И я рассказал им «за Тарасовку», что в сорока километрах от Москвы по Ярославскому шоссе. Три года назад я заехал туда на своем «жигуленке» и обнаружил на бывшей рабочей столовой новую гордую вывеску «Ресторан “Кооператор”» — первый знак косыгинской экономической реформы. Но внутри все было почти как раньше, только шашлыки были настоящие, не из свинины, а из баранины, и даже соус подали настоящий — гранатовый «Наршараб». Пораженный этой революцией, я через месяц привез сюда Александра Борисовича Столпера, классика советского кино, постановщика эпохального фильма «Живые и мертвые», а еще раньше — «Парень из нашего города», «Жди меня» и «Повесть о настоящем человеке». То был короткий период нашего творческого союза, когда Столпер уговаривал меня написать для него сценарий о летчиках, а я его — снять фильм о правозащитниках и диссидентах.
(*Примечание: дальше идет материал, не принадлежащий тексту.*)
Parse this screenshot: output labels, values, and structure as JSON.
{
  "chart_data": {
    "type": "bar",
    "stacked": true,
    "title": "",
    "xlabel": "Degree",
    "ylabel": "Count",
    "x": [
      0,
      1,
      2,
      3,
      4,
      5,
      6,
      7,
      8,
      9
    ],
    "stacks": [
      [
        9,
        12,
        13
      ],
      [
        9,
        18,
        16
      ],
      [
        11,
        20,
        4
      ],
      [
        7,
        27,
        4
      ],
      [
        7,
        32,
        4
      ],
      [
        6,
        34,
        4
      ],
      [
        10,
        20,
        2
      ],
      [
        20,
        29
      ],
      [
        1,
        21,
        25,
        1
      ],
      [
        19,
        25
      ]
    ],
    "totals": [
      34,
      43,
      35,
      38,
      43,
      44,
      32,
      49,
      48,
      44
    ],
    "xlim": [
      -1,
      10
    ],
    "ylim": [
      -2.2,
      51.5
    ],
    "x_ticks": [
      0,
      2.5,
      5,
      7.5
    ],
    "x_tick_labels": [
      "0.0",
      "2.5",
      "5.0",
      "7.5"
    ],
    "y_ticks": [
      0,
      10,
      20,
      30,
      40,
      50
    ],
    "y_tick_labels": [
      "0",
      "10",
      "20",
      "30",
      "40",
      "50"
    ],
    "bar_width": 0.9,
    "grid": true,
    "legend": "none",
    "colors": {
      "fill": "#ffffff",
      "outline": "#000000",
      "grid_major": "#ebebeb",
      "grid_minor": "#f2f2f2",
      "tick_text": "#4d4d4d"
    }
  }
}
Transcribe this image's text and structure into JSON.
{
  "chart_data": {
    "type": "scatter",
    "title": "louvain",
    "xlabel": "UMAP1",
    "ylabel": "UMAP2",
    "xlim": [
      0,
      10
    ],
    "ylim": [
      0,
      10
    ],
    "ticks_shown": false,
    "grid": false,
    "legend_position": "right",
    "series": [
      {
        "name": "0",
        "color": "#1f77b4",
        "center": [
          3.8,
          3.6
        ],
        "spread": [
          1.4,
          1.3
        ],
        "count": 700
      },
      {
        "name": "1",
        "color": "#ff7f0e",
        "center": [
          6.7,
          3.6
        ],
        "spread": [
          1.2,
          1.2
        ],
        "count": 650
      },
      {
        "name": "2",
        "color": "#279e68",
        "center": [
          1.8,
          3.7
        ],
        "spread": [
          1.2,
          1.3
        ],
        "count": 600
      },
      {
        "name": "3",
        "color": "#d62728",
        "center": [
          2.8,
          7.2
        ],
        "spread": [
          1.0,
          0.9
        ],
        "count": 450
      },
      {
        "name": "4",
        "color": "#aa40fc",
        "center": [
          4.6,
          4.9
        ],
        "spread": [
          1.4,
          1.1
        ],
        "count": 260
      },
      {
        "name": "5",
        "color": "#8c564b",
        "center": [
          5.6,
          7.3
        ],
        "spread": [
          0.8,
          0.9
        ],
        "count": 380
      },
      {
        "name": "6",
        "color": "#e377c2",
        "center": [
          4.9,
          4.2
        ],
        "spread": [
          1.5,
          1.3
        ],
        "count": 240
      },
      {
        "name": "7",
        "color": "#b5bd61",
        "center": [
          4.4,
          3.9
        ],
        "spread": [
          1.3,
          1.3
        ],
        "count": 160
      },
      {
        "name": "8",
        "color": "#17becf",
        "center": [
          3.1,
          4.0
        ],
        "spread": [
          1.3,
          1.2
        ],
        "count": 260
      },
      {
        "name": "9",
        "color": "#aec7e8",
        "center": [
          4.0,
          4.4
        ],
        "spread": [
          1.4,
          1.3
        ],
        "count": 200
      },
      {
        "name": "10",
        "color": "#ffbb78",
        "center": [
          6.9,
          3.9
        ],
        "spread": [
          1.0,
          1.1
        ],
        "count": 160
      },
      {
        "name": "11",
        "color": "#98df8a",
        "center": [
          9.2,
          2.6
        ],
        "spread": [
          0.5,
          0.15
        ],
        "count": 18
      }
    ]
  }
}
Но на этот раз шашлыки тут были отвратительные и даже соус не гранатовый, а томатный. Разозлившись, что я так опростоволосился перед классиком, я в ответ на двадцатирублевый счет швырнул на стол двадцатипятирублевку, буркнул официанту: «Сдачи не надо!» и вслед за Столпером вышел из ресторана.
И тут случилось неожиданное — официант побежал за нами до машины и умолял, буквально умолял приехать еще раз, обещая, что «все будет иначе». «Да ладно!» — отмахнулся я, и мы уехали. А месяца через два, уже зимой, я снова оказался в тех краях — голодный и с юной русской дивой. Мы свернули к «Кооператору» и вошли в ресторан. В предбаннике (поскольку фойе или вестибюлем этот коридорчик назвать язык не поворачивается) сидели, бездельничая, все официанты, человек пять или шесть. Но, увидев нас, один из них буквально взвился в воздух и кинулся ко мне со словами: «Ой, спасибо, что пришли! Я так рад! Сюда, сюда, пожалуйста!» — и через весь зал провел нас куда-то вглубь, мимо кухни, где за плитой стоял толстый грузин в белом халате и белом колпаке. Держа у губ маленький микрофон, этот грузин говорил довольно громко: «Зелень падними! Свежий памидоры тоже падними! И свежий редиску…» Я поразился — откуда в декабре свежие помидоры? — и вслед за услужливым официантом прошел в пустую заднюю комнату, которая тоже оказалась залом, только для VIP-гостей, как сказали бы в Америке. Мы сели за стол, официант тут же принес тяжелое меню и спросил: «Вас как кормить? По-вашему или по-нашему?» «А в чем разница?» — поинтересовался я. «Ну, — сказал официант, — по-вашему, это когда вы сами выбираете себе блюда в меню. А по-нашему, это когда я приношу вам все меню, потому что у нас все вкусно!»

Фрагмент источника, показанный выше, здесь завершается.